Chipotle Mexican Grill (NYSE: CMG) reaffirmed its full-year 2025 guidance on Jan. 12. The company announced several leadership changes, including the appointment of a new chief marketing officer.
The guidance calls for comparable restaurant sales to decline at a low single-digit rate in 2025. It also includes expectations for 315 to 345 new company-owned restaurant openings this year, with over 80% of those locations featuring a Chipotlane drive-thru pickup lane.
CEO Scott Boatwright said during the company's third-quarter earnings call that returning to mid-single-digit same-store sales growth in 2026 is possible. He noted the fourth quarter of 2025 and first quarter of 2026 could be challenging, with some easing of consumer pressures more likely to start in the second quarter.

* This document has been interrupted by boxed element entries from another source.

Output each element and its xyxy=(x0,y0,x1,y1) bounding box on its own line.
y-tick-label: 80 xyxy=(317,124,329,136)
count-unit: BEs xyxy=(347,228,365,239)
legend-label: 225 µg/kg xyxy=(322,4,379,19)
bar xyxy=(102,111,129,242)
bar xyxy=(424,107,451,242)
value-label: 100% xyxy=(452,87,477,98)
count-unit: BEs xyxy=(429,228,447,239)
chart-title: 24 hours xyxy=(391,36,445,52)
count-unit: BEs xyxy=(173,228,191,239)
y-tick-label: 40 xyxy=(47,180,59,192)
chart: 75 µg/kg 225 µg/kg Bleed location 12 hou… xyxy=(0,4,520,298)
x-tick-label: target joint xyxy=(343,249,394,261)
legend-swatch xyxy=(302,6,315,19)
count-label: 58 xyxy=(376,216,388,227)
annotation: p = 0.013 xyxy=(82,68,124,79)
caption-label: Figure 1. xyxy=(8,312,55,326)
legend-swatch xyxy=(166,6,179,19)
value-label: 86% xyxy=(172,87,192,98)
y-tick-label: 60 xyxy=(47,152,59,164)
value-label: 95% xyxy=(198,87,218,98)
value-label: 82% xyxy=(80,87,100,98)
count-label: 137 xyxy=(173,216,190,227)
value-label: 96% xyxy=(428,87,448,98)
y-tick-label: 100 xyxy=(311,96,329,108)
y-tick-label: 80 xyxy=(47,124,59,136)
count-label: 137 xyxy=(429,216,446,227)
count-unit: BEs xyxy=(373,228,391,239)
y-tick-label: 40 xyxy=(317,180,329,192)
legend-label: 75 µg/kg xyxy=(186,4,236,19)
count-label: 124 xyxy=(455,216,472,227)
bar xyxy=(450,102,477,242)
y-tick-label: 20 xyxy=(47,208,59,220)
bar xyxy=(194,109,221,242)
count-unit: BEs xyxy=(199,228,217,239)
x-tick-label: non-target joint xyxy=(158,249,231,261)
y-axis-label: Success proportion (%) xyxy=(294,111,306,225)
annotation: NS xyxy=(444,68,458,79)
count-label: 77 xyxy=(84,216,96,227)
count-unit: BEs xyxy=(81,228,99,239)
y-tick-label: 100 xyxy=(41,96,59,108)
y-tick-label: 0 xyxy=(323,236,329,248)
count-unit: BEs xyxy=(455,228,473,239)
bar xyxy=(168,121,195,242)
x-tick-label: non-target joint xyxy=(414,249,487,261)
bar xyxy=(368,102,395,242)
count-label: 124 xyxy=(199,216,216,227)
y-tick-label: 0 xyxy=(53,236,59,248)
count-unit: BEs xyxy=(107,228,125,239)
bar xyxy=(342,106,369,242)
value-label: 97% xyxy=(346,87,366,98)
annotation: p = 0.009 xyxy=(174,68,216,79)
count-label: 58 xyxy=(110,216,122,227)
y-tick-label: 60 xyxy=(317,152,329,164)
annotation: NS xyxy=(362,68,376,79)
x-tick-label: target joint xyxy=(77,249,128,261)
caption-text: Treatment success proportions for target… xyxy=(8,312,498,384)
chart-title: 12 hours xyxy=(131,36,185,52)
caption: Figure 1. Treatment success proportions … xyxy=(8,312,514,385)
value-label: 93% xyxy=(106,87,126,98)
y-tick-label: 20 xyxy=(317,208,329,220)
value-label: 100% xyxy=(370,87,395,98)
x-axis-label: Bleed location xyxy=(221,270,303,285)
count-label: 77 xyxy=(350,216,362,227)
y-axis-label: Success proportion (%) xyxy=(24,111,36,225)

In its press release, management stated it remains confident in its 2026 strategic plan. The company's stock fell about 39% in 2025 as same-store sales trends turned negative.
During the third quarter, comparable restaurant sales increased 0.3%, an improvement from a 4% decline in the second quarter. However, operating margin for the period was 15.9%, down from 16.9% a year earlier. Restaurant-level operating margin was 24.5%, down from 25.5%.
Boatwright noted in the third-quarter earnings release that the company continued to see persistent macroeconomic pressures. The company will report fourth-quarter results on Feb. 3.
The stock's current price-to-earnings ratio is 36. Its forward price-to-earnings ratio is 34.